ICARDA's Phenotyping Facilities: A Game-Changing Solution for Abiotic Stress Tolerance in Crops
Global crop production faces significant obstacles such as abiotic stresses like heat, pests, and water scarcity due to climate change that can combine to significant yield reductions. Rapid population growth also increases demand beyond supply and further stresses production methods.
However, thanks to new image-based phenotyping methods that can determine a plant's genetic traits within specific environments, and sophisticated data analysis techniques such as machine learning, we can now dissect abiotic stress tolerance mechanisms in relevant plants and unlock new valuable traits to breed into new, resilient crop varieties. High-throughput phenotyping (HTP), which speeds up the phenotyping process, is revolutionizing breeding programs by increasing the intensity and accuracy of the selection processes.
ICARDA, with the support of the African Economic and Social Development Fund (AFESD), began modernizing its breeding programs in 2020. Initial work focused on integrating genomic prediction (forecasting the traits of plants) in the breeding pipelines before research moved to speed breeding technology to expedite breeding methods and HTP for increasing selection accuracy and intensity.

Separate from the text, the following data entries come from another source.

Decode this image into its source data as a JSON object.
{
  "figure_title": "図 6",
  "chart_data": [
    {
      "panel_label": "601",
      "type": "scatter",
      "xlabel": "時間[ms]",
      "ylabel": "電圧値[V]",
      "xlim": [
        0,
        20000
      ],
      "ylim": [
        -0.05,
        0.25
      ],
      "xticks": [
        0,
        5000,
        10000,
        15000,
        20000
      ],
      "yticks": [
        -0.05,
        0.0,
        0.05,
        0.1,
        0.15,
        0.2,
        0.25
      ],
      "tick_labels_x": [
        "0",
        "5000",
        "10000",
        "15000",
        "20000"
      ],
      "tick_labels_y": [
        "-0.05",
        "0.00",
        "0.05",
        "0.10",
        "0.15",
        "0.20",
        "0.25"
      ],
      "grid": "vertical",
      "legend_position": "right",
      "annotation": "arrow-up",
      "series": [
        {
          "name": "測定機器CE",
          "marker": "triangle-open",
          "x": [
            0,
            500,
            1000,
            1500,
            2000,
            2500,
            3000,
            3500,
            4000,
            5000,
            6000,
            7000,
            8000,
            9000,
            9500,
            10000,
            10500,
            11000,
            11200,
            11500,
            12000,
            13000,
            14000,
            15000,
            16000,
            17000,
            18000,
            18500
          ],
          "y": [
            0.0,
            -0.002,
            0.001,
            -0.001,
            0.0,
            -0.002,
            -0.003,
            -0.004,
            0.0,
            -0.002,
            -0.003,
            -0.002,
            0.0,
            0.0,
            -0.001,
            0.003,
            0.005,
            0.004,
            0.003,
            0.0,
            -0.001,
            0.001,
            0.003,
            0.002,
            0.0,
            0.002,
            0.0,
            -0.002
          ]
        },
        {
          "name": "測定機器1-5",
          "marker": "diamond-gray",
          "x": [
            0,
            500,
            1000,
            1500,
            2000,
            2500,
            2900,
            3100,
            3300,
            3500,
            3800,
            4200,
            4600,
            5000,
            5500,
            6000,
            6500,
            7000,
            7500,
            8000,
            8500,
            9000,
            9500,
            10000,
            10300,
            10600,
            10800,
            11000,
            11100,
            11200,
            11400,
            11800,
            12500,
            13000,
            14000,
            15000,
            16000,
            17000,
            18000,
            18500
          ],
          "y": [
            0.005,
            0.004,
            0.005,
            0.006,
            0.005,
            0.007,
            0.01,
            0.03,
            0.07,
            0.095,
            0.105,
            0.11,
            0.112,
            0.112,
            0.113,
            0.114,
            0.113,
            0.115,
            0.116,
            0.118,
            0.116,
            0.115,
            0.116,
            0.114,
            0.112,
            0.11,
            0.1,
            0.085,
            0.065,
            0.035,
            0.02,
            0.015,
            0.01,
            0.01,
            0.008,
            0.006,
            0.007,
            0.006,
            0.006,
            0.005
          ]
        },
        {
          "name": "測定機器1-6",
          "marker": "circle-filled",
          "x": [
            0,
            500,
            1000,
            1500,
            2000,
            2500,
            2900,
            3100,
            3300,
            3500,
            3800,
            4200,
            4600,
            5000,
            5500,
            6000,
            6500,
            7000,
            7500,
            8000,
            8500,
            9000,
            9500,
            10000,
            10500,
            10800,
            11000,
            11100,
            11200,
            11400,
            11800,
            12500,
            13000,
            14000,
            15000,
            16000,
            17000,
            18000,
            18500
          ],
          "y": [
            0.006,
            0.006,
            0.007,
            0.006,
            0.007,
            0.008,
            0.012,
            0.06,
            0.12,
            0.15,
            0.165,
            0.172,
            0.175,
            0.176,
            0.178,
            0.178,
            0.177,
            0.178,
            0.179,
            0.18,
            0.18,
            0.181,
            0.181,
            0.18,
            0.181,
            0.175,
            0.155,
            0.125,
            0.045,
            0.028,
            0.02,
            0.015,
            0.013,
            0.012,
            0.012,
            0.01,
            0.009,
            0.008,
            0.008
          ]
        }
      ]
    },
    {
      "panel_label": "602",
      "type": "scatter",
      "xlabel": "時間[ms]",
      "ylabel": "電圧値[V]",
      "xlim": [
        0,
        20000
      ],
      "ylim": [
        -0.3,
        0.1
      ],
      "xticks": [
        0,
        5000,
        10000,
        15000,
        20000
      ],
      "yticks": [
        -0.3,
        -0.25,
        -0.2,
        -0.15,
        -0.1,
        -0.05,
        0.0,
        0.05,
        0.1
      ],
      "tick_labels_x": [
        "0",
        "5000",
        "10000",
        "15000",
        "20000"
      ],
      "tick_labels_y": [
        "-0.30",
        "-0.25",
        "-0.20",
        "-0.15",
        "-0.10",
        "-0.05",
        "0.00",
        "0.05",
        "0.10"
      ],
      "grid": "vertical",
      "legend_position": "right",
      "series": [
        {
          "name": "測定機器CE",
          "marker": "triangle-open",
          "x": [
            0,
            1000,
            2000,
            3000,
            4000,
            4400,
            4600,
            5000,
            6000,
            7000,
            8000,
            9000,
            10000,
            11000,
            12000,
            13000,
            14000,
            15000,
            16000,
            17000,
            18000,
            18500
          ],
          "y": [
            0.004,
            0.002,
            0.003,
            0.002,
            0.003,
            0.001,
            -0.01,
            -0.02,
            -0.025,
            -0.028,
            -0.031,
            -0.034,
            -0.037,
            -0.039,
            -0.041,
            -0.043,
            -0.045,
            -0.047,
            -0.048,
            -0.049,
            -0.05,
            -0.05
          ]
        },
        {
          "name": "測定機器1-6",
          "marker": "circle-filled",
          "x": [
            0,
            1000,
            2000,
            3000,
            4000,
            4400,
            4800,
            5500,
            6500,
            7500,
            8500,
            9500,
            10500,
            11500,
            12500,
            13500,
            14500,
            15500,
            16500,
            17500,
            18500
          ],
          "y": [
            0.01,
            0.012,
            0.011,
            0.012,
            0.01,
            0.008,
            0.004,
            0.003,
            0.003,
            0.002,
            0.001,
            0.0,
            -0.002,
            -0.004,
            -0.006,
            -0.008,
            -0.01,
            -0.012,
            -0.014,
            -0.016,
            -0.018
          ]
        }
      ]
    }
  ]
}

ICARDA's phenotyping facilities: a phenomenal breakthrough
ICARDA's phenotyping facilities are located in Morocco, with a phenomobile system (PhenoBuggy) based at the central research station in Marchouch (Rabat) and a precision phenotyping platform located at Sidi el Aidi (Settat). The precision phenotyping platform, created in collaboration with the National Institute for Agricultural Research of Morocco (INRA) and CIMMYT, hosts a rainout shelter fully automated lysimeter (PhysioTron) equipped with an HTP system designed for drought and heat stress tolerance studies. Data collected from those and other ICARDA strategic testing locations across its mandate region are combined and used to provide elite germplasm to our NARES partners.
The PhysioTron is a marvel of modern technology, housing up to 750 plots, 1.5 meters in depth, filled with soil according to soil profiles specified by the station. Its fully automated control system offers flexibility for designing a wide range of experiments that allow for applying various and controlled water regimes in each of the ten sectors. A mobile gantry will enable researchers to access middle plots without disturbing the earth of side plots. The system has a LiDAR and two RGB cameras for assessing green fraction, greenness, plant and spike counting, height, and biovolume.
Rooting for Root Architecture Traits
Roots are essential for plants to withstand abiotic stress caused by climate change, such as drought and waterlogging, as well as the knock-on effect on nutrient levels, especially nitrogen and phosphorus. These challenges will become more frequent and severe in the future, but we still don't fully understand how they affect crop production. Luckily, ICARDA's dedicated research on root phenotyping has already resulted in the development of drought-resistant crop varieties in its mandate regions.
ICARDA's researchers use advanced techniques, like "shovelomics" and "root coring," to uncover the secrets of root architecture and its impact on grain yield and drought tolerance. These efforts are crucial for ensuring that crops can thrive even in the harshest conditions, helping to safeguard food security in a changing world.
ICARDA is collaborating with other institutions under two EU-funded projects, Root2Res and BarleyMicroBreed, to develop faster and more efficient methods of identifying crop germplasm with beneficial root architecture traits. Roots2Res aims to design new tools for evaluating root traits, understanding the genetic control of root and rhizosphere function, and studying interactions between plant roots and microbiota to develop more sustainable and drought-adaptive crop varieties. BarleyMicroBreed will optimize the capacity of plant roots to interact with existing soil microbiota to improve resource use efficiency and stress resilience.
The projects will advance our mechanistic understanding of interactions between the crop plant genome, root phenotypic traits, and the root-associated microbiota to identify innovative breeding strategies that will lead to drought-adaptive barley varieties.